What shops are in the Queen Victoria Building Sydney?

The shops at Queen Victoria Building caters to all ages and interests. One will find a number of jewellery stores here, such as Elvie, Gemtique, Baku, Longines or Les Nereides Paris. There are a number of apparel stores for both men and women, such as Camilla, Asics, Coach, Furla, Fossil or Michael Kors. There are a number of variety stores as well, such as Victoria’s Basement, The Metropolitan Museum of Art, or the Art of Dr. Seuss. Gifts shops here include Florentine, Country Classics Australia, Bird Cage Australia and the Aboriginal Art Gallery among others.

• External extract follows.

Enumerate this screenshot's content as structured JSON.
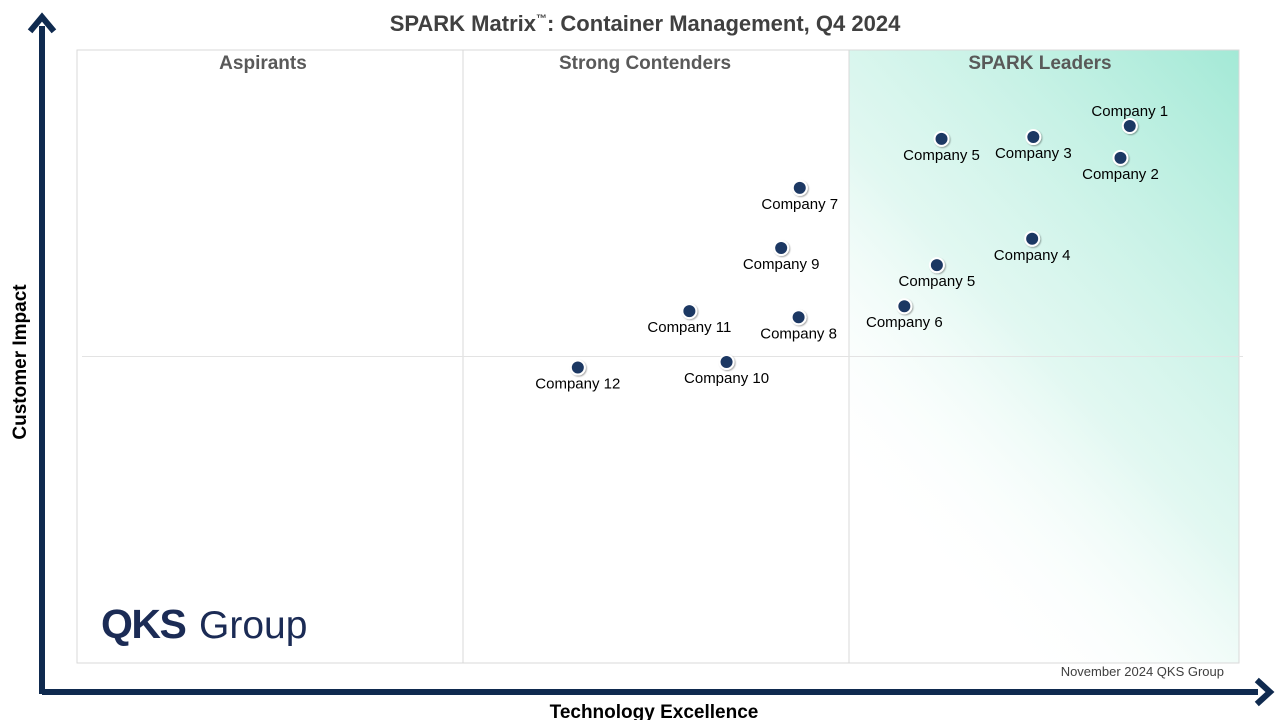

How old is the Queen Victoria Building in Sydney?

The Queen Victoria Building in Sydney was initially established in 1898. As a result of the Hilton bombings of West Australia in 1978, the Building was nearly destroyed, and was then refurbished in the year 1984.

Why was the QVB built?

The Queen Victoria Building was built as a designated marketplace which would replace the existing Sydney Markets in that area. The markets were initially named as George Market Street, after its designer George McRae, and was later renamed as Queen Victoria building to commemorate the Queen’s Diamond Jubilee.

What was the QVB used for?

The Queen Victoria Building was initially used as a marketplace. The initial design of the Building included a concert hall, coffee shops, showrooms, warehouses, and a number of offices that administered the working of the said stores.